A large lead group of over 20 riders formed about midway through the day and contained four BMC team members.  By the end of the day, this lead group gained around four minutes on the larger peloton behind, though the group of 20 did not come to the line together.  Instead, the heat and wind sapped the riders' strength, making it possible for lone attackers to splinter the group.  Bissell's Ben Jacques-Maynes held on to take the stage win, while Jeff Louder pipped Rock Racing's Francisco Mancebo at the line for second place.

Hot, dry day in saddle

"It was a good day for the team since we had Jeff Louder, Tony Cruz, Ian McKissick and Steve Bovay in among the 23 rider break," Directeur Sportif Mike Sayers commented.  "It was hot, windy and dry out there, so I think we can be happy with the number of cards we still have to play."  Looking at the riders who made up the main break, it can be said that each teams' usual suspects have used this first stage to put themselves in place to fight for the victory.  "Rock Racing had four guys in the break, Bissell had three or four guys there as did Ouch," Sayers said.  "So the usual people are still in there with a chance for the win."  The day's difficulty managed to whittle down the field perhaps more than expected.  "Once the initial group of 20 got away, I figured I would work to help set Tony up for the sprint finish since it is a flat run in," Jeff Louder explained.  "But it wasn't as straightforward as it seemed and in fact was a lot harder than anyone expected."  The heat and the lack of water complicated the final kilometers.  "Since there wasn't enough of a time gap between the lead group and the chasing pack to allow the team cars up to the riders at the front, most of the guys had to ride dry to the finish," Louder said.

Attacking for the win

Fighting a headwind into the finish, only the strongest were able to go for the victory.  "I attacked with 3 or 4 kilometers to go to the finish but a small group of guys which included Ben Jacques-Maynes caught me," Louder explained.  "When Ben counter-attacked there wasn't the same reaction they had for me and since Ben had a team mate with us, that made it harder to get a chase going."  With just over a kilometer remaining, Louder's chasing group was joined by several other riders.  "Mancebo was with the guys who caught us and then he jumped with about 1200 meters left," Louder revealed.  "I went after him, caught him with about 200 meters to go and just managed to pass him before the line."   Though sorry not to have grabbed the win, Louder is philosophical about what this means tactically for the team.  "I'm disappointed that I didn't get the win, but this does mean that we will have a little more leeway in the stage tomorrow and won't be expected to control the race," Louder said.  "It was surprising to see how people just fell apart at the finish and the stage clearly indicated which handful of riders will realistically have a shot at winning the overall." 

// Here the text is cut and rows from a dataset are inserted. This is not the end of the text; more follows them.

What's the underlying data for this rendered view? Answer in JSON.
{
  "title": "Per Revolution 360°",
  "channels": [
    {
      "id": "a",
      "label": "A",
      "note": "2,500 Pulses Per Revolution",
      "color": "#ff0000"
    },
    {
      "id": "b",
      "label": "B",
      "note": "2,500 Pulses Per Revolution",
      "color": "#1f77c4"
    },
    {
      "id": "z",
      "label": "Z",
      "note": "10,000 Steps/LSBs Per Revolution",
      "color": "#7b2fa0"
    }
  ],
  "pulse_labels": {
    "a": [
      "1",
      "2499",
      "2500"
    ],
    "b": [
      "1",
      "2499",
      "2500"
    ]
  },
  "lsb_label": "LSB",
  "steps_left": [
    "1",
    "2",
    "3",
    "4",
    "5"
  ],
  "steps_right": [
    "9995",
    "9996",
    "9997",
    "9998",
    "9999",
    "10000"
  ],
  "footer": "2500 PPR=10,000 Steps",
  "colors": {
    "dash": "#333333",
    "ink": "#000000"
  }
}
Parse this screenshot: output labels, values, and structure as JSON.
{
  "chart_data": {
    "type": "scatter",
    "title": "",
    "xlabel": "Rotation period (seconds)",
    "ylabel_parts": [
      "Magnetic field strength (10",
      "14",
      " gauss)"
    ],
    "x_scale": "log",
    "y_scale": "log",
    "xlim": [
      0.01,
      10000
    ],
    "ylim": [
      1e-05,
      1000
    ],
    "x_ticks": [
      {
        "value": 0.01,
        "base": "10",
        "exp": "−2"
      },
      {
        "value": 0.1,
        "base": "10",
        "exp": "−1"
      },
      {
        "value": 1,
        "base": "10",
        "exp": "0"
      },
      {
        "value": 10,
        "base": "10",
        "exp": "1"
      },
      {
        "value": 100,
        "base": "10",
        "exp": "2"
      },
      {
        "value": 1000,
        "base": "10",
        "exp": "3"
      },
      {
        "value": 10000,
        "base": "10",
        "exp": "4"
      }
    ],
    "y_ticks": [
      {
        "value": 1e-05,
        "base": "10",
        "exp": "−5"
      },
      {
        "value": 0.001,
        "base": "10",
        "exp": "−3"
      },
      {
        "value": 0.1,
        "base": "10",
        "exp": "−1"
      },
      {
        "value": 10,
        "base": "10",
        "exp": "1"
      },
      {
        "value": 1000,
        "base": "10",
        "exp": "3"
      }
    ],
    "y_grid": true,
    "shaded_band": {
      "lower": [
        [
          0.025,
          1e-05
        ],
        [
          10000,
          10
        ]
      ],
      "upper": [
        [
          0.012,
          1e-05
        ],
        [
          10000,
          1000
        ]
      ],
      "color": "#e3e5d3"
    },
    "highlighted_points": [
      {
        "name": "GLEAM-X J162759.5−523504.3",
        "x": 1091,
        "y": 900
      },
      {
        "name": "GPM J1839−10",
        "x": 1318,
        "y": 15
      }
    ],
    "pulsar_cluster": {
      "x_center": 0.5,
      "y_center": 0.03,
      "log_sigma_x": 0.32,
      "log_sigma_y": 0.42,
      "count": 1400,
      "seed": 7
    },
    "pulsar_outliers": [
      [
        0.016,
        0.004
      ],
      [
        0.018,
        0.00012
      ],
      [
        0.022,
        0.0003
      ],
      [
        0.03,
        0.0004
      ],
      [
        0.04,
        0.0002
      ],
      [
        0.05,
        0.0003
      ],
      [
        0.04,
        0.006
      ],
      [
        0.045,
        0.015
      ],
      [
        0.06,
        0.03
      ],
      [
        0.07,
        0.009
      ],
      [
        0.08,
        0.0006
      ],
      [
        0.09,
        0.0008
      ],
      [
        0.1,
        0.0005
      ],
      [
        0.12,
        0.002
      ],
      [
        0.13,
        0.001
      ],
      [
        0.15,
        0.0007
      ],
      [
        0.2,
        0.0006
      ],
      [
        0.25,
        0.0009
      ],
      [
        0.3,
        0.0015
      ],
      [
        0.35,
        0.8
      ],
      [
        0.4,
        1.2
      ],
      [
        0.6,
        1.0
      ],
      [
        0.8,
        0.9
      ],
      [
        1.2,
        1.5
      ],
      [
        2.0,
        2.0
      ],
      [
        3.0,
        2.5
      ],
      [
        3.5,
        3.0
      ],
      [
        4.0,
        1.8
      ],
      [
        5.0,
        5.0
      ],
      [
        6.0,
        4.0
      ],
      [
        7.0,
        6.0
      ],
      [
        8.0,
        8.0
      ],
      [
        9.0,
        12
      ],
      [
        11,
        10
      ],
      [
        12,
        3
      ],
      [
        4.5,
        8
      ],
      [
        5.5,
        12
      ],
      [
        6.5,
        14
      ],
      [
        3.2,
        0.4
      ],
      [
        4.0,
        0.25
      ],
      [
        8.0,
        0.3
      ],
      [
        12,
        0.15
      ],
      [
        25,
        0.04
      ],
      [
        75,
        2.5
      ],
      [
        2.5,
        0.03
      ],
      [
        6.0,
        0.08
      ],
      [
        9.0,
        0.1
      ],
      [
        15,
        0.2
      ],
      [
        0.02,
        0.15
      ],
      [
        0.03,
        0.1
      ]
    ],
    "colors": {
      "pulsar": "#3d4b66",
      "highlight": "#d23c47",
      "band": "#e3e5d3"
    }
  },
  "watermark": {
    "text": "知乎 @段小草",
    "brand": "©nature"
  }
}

Climber's race with deciding time trial

"It can be a very dynamic race so anything can still happen," Louder concluded.  "But it should be a matter of climbing well and putting in a good time trial."  Mike Sayers agrees that the race will come down to which climber can time trial the best.  "Bissell has the lead and everyone knows that they have riders who can time trial," Sayers said.  "But in the end I think Rock showed today it is their race to lose and the other teams will probably put the emphasis on them to control the race."  Comfortable to be riding somewhat under the radar in these first few stages, BMC feels confident in the abilities of their all-around riders like Jeff Louder, Ian McKissick, and Brent Bookwalter.